LA CENTER — The halls of La Center High School are like wings of an eclectic museum, where artwork from various periods, of different styles and motifs, mingle.
There are presidential photos shot by Pulitzer Prize winner David Hume Kennerly in a hallway. There’s a sarcophagus mask from Egypt behind a Plexiglas case in the library. And, hanging atop the school’s front entrance, a massive sculpture representing the solar system expands across the ceiling.
Art and drama teacher Don Landes-McCullough is the school’s archivist, its curator and its biggest cheerleader.
But after a 30-year teaching career, he’s calling it quits. Landes-McCullough will retire at the end of the school year.
Looking closely at a model of the HMS Victory — the oldest naval vessel still in commission, the replica of which is displayed in the school’s library — Landes-McCullough reflected on a decades-spanning career spent bringing students closer to art.

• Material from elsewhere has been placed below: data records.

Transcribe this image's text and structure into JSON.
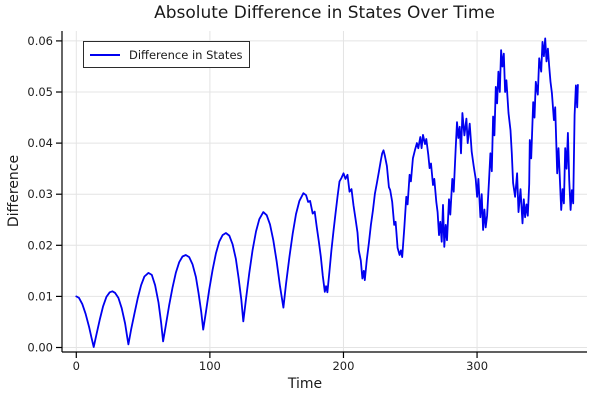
{
  "title": "Absolute Difference in States Over Time",
  "colors": {
    "line": "#0000f0",
    "grid": "#e4e4e4",
    "axis": "#000000",
    "tick_text": "#202020",
    "title_text": "#1a1a1a",
    "background": "#ffffff",
    "legend_border": "#2b2b2b"
  },
  "chart_data": {
    "type": "line",
    "title": "Absolute Difference in States Over Time",
    "xlabel": "Time",
    "ylabel": "Difference",
    "xlim": [
      -10.7,
      382.3
    ],
    "ylim": [
      -0.00088,
      0.06194
    ],
    "x_ticks": [
      0,
      100,
      200,
      300
    ],
    "x_tick_labels": [
      "0",
      "100",
      "200",
      "300"
    ],
    "y_ticks": [
      0.0,
      0.01,
      0.02,
      0.03,
      0.04,
      0.05,
      0.06
    ],
    "y_tick_labels": [
      "0.00",
      "0.01",
      "0.02",
      "0.03",
      "0.04",
      "0.05",
      "0.06"
    ],
    "grid": true,
    "legend_position": "top-left",
    "series": [
      {
        "name": "Difference in States",
        "color": "#0000f0",
        "points": [
          [
            0,
            0.01
          ],
          [
            2,
            0.0097
          ],
          [
            4.5,
            0.0085
          ],
          [
            7,
            0.0066
          ],
          [
            9.5,
            0.0041
          ],
          [
            11.3,
            0.002
          ],
          [
            13,
            0.0001
          ],
          [
            15,
            0.0024
          ],
          [
            17.5,
            0.0054
          ],
          [
            20,
            0.008
          ],
          [
            22.5,
            0.0099
          ],
          [
            25,
            0.0108
          ],
          [
            27,
            0.011
          ],
          [
            29,
            0.0107
          ],
          [
            31.5,
            0.0097
          ],
          [
            34,
            0.0077
          ],
          [
            36.5,
            0.0047
          ],
          [
            38,
            0.0022
          ],
          [
            39,
            0.0006
          ],
          [
            41,
            0.0035
          ],
          [
            43.5,
            0.0066
          ],
          [
            46,
            0.0096
          ],
          [
            48.5,
            0.0122
          ],
          [
            51,
            0.0139
          ],
          [
            54,
            0.0146
          ],
          [
            56.5,
            0.0142
          ],
          [
            59,
            0.0122
          ],
          [
            61.5,
            0.0088
          ],
          [
            63.5,
            0.0049
          ],
          [
            65,
            0.0012
          ],
          [
            67,
            0.0043
          ],
          [
            69.5,
            0.0082
          ],
          [
            72,
            0.0117
          ],
          [
            74.5,
            0.0146
          ],
          [
            77,
            0.0167
          ],
          [
            79.5,
            0.0178
          ],
          [
            82,
            0.0181
          ],
          [
            84.5,
            0.0177
          ],
          [
            87,
            0.0163
          ],
          [
            89.5,
            0.0138
          ],
          [
            91.5,
            0.0107
          ],
          [
            93.5,
            0.007
          ],
          [
            95,
            0.0035
          ],
          [
            97,
            0.0069
          ],
          [
            99.5,
            0.0113
          ],
          [
            102,
            0.0152
          ],
          [
            104.5,
            0.0184
          ],
          [
            107,
            0.0207
          ],
          [
            109.5,
            0.022
          ],
          [
            112,
            0.0224
          ],
          [
            114.5,
            0.0219
          ],
          [
            117,
            0.0202
          ],
          [
            119.5,
            0.0173
          ],
          [
            121.5,
            0.0136
          ],
          [
            123.5,
            0.0094
          ],
          [
            125,
            0.0051
          ],
          [
            127,
            0.0095
          ],
          [
            129.5,
            0.0146
          ],
          [
            132,
            0.0191
          ],
          [
            134.5,
            0.0227
          ],
          [
            137,
            0.0251
          ],
          [
            140,
            0.0265
          ],
          [
            142.5,
            0.0259
          ],
          [
            145,
            0.0241
          ],
          [
            147.5,
            0.021
          ],
          [
            150,
            0.0168
          ],
          [
            152.5,
            0.012
          ],
          [
            155,
            0.0078
          ],
          [
            157,
            0.0124
          ],
          [
            159.5,
            0.0177
          ],
          [
            162,
            0.0223
          ],
          [
            164.5,
            0.0261
          ],
          [
            167,
            0.0287
          ],
          [
            170,
            0.0302
          ],
          [
            172,
            0.0298
          ],
          [
            173.5,
            0.0285
          ],
          [
            175,
            0.0287
          ],
          [
            177,
            0.0262
          ],
          [
            178.5,
            0.0266
          ],
          [
            180,
            0.0235
          ],
          [
            181.5,
            0.0208
          ],
          [
            183,
            0.0178
          ],
          [
            184.5,
            0.014
          ],
          [
            186,
            0.0109
          ],
          [
            187,
            0.012
          ],
          [
            188,
            0.0108
          ],
          [
            189.5,
            0.0148
          ],
          [
            191,
            0.019
          ],
          [
            192.5,
            0.0228
          ],
          [
            194,
            0.0262
          ],
          [
            195.5,
            0.0295
          ],
          [
            197,
            0.0325
          ],
          [
            198.5,
            0.0332
          ],
          [
            200,
            0.0341
          ],
          [
            201.5,
            0.033
          ],
          [
            203,
            0.0338
          ],
          [
            204.5,
            0.0305
          ],
          [
            206,
            0.031
          ],
          [
            207.5,
            0.0278
          ],
          [
            209,
            0.0252
          ],
          [
            210.5,
            0.0225
          ],
          [
            211.5,
            0.019
          ],
          [
            213,
            0.017
          ],
          [
            214.2,
            0.0135
          ],
          [
            215.2,
            0.015
          ],
          [
            216,
            0.0132
          ],
          [
            217.5,
            0.0172
          ],
          [
            219,
            0.0205
          ],
          [
            220.5,
            0.024
          ],
          [
            222,
            0.0268
          ],
          [
            223.5,
            0.0301
          ],
          [
            225,
            0.0322
          ],
          [
            226.5,
            0.0344
          ],
          [
            228,
            0.0367
          ],
          [
            229,
            0.038
          ],
          [
            230,
            0.0386
          ],
          [
            231,
            0.0375
          ],
          [
            232.5,
            0.0355
          ],
          [
            234,
            0.0314
          ],
          [
            235,
            0.0308
          ],
          [
            236.5,
            0.0285
          ],
          [
            238,
            0.024
          ],
          [
            239,
            0.0246
          ],
          [
            240.5,
            0.0195
          ],
          [
            242,
            0.0181
          ],
          [
            243,
            0.019
          ],
          [
            244,
            0.0177
          ],
          [
            245.5,
            0.0234
          ],
          [
            247,
            0.0295
          ],
          [
            248,
            0.028
          ],
          [
            249.5,
            0.0338
          ],
          [
            250.5,
            0.0325
          ],
          [
            252,
            0.037
          ],
          [
            253.5,
            0.0386
          ],
          [
            255,
            0.04
          ],
          [
            256,
            0.039
          ],
          [
            257.5,
            0.0412
          ],
          [
            258.5,
            0.039
          ],
          [
            259.5,
            0.0416
          ],
          [
            261,
            0.0398
          ],
          [
            262,
            0.0408
          ],
          [
            263.5,
            0.0377
          ],
          [
            264.5,
            0.0351
          ],
          [
            265.5,
            0.036
          ],
          [
            267,
            0.0318
          ],
          [
            268,
            0.033
          ],
          [
            269.5,
            0.0285
          ],
          [
            270.5,
            0.0265
          ],
          [
            271.5,
            0.022
          ],
          [
            272.5,
            0.0246
          ],
          [
            273.5,
            0.0207
          ],
          [
            274.5,
            0.0279
          ],
          [
            275.5,
            0.0197
          ],
          [
            276.5,
            0.024
          ],
          [
            277.5,
            0.021
          ],
          [
            279,
            0.029
          ],
          [
            280,
            0.026
          ],
          [
            281.5,
            0.033
          ],
          [
            282.5,
            0.0305
          ],
          [
            284,
            0.039
          ],
          [
            285,
            0.0441
          ],
          [
            286,
            0.041
          ],
          [
            287,
            0.0432
          ],
          [
            288,
            0.038
          ],
          [
            289,
            0.0459
          ],
          [
            290.5,
            0.0415
          ],
          [
            292,
            0.0448
          ],
          [
            293,
            0.04
          ],
          [
            294.5,
            0.0438
          ],
          [
            296,
            0.0383
          ],
          [
            297.5,
            0.0355
          ],
          [
            299,
            0.033
          ],
          [
            300,
            0.0295
          ],
          [
            301,
            0.033
          ],
          [
            302.5,
            0.0255
          ],
          [
            303.5,
            0.03
          ],
          [
            304.5,
            0.023
          ],
          [
            305.5,
            0.027
          ],
          [
            306.5,
            0.0235
          ],
          [
            307.5,
            0.0258
          ],
          [
            309,
            0.033
          ],
          [
            310,
            0.038
          ],
          [
            311,
            0.0345
          ],
          [
            312,
            0.0452
          ],
          [
            313,
            0.0415
          ],
          [
            314,
            0.051
          ],
          [
            315,
            0.0478
          ],
          [
            316,
            0.054
          ],
          [
            317,
            0.05
          ],
          [
            318,
            0.0582
          ],
          [
            319,
            0.055
          ],
          [
            320,
            0.0575
          ],
          [
            321,
            0.05
          ],
          [
            322,
            0.0523
          ],
          [
            323.5,
            0.0459
          ],
          [
            325,
            0.0425
          ],
          [
            326,
            0.038
          ],
          [
            327,
            0.0322
          ],
          [
            328.5,
            0.0295
          ],
          [
            330,
            0.0341
          ],
          [
            331,
            0.0265
          ],
          [
            332.5,
            0.031
          ],
          [
            334,
            0.0243
          ],
          [
            335,
            0.029
          ],
          [
            336,
            0.0255
          ],
          [
            337,
            0.028
          ],
          [
            338,
            0.0258
          ],
          [
            339,
            0.032
          ],
          [
            339.5,
            0.0406
          ],
          [
            340.5,
            0.037
          ],
          [
            342,
            0.048
          ],
          [
            343,
            0.045
          ],
          [
            344,
            0.052
          ],
          [
            345.5,
            0.0495
          ],
          [
            346.5,
            0.0566
          ],
          [
            348,
            0.054
          ],
          [
            349,
            0.0598
          ],
          [
            350,
            0.057
          ],
          [
            351,
            0.0605
          ],
          [
            352,
            0.056
          ],
          [
            353,
            0.0585
          ],
          [
            354,
            0.055
          ],
          [
            355,
            0.052
          ],
          [
            356,
            0.0498
          ],
          [
            357.5,
            0.0445
          ],
          [
            358.5,
            0.047
          ],
          [
            360,
            0.0341
          ],
          [
            361,
            0.039
          ],
          [
            362,
            0.0328
          ],
          [
            363,
            0.0269
          ],
          [
            364,
            0.031
          ],
          [
            365,
            0.0282
          ],
          [
            366,
            0.039
          ],
          [
            367,
            0.035
          ],
          [
            368,
            0.042
          ],
          [
            369,
            0.0328
          ],
          [
            370,
            0.0269
          ],
          [
            371,
            0.0308
          ],
          [
            372,
            0.0282
          ],
          [
            373,
            0.0455
          ],
          [
            374,
            0.0513
          ],
          [
            375,
            0.047
          ],
          [
            375.5,
            0.0514
          ]
        ]
      }
    ]
  }
}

“There’s so much detail in here,” he said, referencing the art displays in the library, and elsewhere in the school, “because everything here was chosen for a reason.”
For decades, Landes-McCullough was the point person for making those decisions. In 2005, he contributed $13,500 worth of art to the school. A lifelong art lover, self-taught in various media, those who know him say he isn’t above spending his own time or money on artistic pursuits.
He’s twice traveled to Italy to study marble carving. He regularly writes his own plays — including his latest, “Prairie Matinee,” melding improv, scripted theater and videotaped segments. And he’s taken students to glass sculpture conventions in Seattle.
That’s plenty of balls to have in the air — and Landes-McCullough doesn’t even teach juggling.
Teaching both drama and art, Landes-McCullough rarely has had time to sit still, but he concedes, “They can cross paths.”
“If I ever have a moment, though, I’m very ADHD. I cannot stop; I cannot sit,” he said. “So even though I was in the middle of just intense work on (“Prairie Matinee”), I had no time at all. But I still fit it in, because I can’t sit still.”
Landes-McCullough’s retirement will be spent at his art business, Splendid Season, and traveling to Italy, where he made friends during his previous art-based adventures there.
The retirement has reverberated outside the walls of the high school, with community members trying to start a scholarship endowment in his name.
La Center City Councilor Elizabeth Cervany is one of the community members pushing for the scholarship to take shape. However, before that happens, she and others will have to raise $10,000.
Cervany has known Landes-McCullough since she moved to La Center in 1992.
During the early 2000s, Landes-McCullough and Cervany helped organize the La Center Arts Festival, which brought various artists and craftsmen to the city, along with an estimated 2,500 visitors. Some of the artists were big names in their fields, including glass artists Dale Chihuly and Fritz Dreisbach, along with contemporary artist David Garcia.
“His passion is one of those contagious things that instills other people with excitement,” Cervany said. “He’s done some amazing things for such a small district. Even bigger schools don’t have what it has.”
The scholarship, $1,000 or $2,000 a year, would be awarded to students interested in pursuing the arts later in life. So far, Cervany and La Center resident Barbara Barnhart are the sole contributors to the fund.
Landes-McCullough said he didn’t know about the scholarship endowment, but was flattered nonetheless. But it fits his goal: inspiring students to pursue creative lives outside of school.
His final project is intended to do just that. It will meld photography, costume design and theater.
Students are designing paper costumes centered on fairy tale themes. Actors will wear the costumes and be photographed in front of a backdrop as they act out a scene.
As part of the project, Landes-McCullough is teaching the students how to make prosthetics, so they can transform actors into strange-looking creatures. The end results — photographed scenes of wonder — will go into the students’ professional portfolio.
With retirement looming, Landes-McCullough vows not to forget about art. For the guy who can’t sit still, that’s not in his nature.
“I think I was born doing art,” he said. “It was just something I always did.”